George Rutherford, an infectious disease expert at UCSF, is one of those. He tells the Chronicle that the CDC is currently investigating all of these threads, and what is more likely than December or January community spreading in California is that the virus made a few failed entry points into the U.S. and claimed just a few victims. Rutherford believes these early cases were part of identifiable clusters with specific lines back to a traveler from China, and not the result of so-called "community spread."
"We need to figure out what went on and what the chains of transmission were, now that we have some antibody testing," Rutherford says. "You might be able to put it together and understand why it died out — and I think these clusters must have died out."
Charles Chiu, the director of the UCSF-Abbott Viral Diagnostics and Discovery Center, tells the Chronicle that he will be sequencing the genome of the virus samples found in these early Santa Clara County victims, but he expects to find the same strain — with the same single mutation from the original Wuhan strain — that was found in other early victims in the county.
"Based on sequencing, we can tell it came into the country sometime in February when all of this began," Chiu tells the paper. "What probably happened is that there was either one or multiple introductions in Santa Clara County, but there is no evidence that it had been circulating widely prior to that time."
But Chiu's confidence is undermined somewhat by the fact that this woman's infection almost certainly occurred in January.
The conflicts between these various scientific efforts will likely continue for months if not years — but Dr.
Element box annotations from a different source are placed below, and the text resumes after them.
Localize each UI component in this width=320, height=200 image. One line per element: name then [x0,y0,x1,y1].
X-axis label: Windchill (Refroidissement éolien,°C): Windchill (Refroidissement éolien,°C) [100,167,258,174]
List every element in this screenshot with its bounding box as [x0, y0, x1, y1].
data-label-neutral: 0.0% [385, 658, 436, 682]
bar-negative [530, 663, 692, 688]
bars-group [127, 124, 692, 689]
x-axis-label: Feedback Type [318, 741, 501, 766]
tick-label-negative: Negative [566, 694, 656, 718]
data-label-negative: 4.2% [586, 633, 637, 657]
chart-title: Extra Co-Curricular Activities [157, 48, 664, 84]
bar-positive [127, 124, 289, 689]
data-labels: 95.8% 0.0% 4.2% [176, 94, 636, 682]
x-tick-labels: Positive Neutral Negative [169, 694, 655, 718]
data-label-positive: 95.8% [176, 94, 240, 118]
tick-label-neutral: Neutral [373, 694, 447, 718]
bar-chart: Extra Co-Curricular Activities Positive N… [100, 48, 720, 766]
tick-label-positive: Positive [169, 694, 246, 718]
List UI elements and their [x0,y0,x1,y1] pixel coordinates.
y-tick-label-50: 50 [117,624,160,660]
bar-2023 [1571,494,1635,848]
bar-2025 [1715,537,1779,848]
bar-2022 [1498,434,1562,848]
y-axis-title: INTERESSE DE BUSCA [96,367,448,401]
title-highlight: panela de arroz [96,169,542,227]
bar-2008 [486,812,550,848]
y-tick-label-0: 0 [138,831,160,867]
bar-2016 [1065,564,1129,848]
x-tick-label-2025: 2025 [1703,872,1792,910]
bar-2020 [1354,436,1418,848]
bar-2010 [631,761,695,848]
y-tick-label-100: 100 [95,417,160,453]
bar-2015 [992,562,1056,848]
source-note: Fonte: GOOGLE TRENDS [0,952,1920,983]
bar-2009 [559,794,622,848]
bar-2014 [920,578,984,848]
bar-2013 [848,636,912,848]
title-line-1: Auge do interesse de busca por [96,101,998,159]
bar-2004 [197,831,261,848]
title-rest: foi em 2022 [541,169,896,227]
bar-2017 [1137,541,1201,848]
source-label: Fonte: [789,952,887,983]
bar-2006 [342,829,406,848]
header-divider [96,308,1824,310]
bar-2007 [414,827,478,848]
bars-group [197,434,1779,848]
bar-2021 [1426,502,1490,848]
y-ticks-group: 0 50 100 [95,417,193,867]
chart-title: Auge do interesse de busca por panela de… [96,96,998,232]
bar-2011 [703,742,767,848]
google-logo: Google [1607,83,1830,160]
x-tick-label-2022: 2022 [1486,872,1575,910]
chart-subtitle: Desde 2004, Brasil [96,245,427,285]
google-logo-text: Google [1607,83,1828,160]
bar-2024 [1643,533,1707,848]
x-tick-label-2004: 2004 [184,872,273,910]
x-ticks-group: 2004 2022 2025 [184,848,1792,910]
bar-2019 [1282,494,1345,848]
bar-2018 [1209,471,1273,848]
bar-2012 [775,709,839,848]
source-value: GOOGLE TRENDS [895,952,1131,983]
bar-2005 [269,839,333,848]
Chiu at least has data on his side, where as the above-mentioned modeling is mostly conjecture.
Genetic scientists can say with some certainty that the virus appears to be mutating about twice a month, with the greater number of mutations indicating further distance in time and carriers from the original Chinese strain. Chiu's team previously surmised that the COVID-19 victims who were passengers on the Grand Princess cruise ship in mid-February were infected with the same strain that appeared in the Seattle area about a month earlier.
As the Times reports, that unique strain from Washington State has now been identified in 14 other states and accounts for a quarter of the confirmed COVID cases in U.S. And the same strain has been found in Australia, Mexico, Canada, and the U.K.
Researchers earlier found that the majority of cases in the New York outbreak came from the unique strain found in Italy.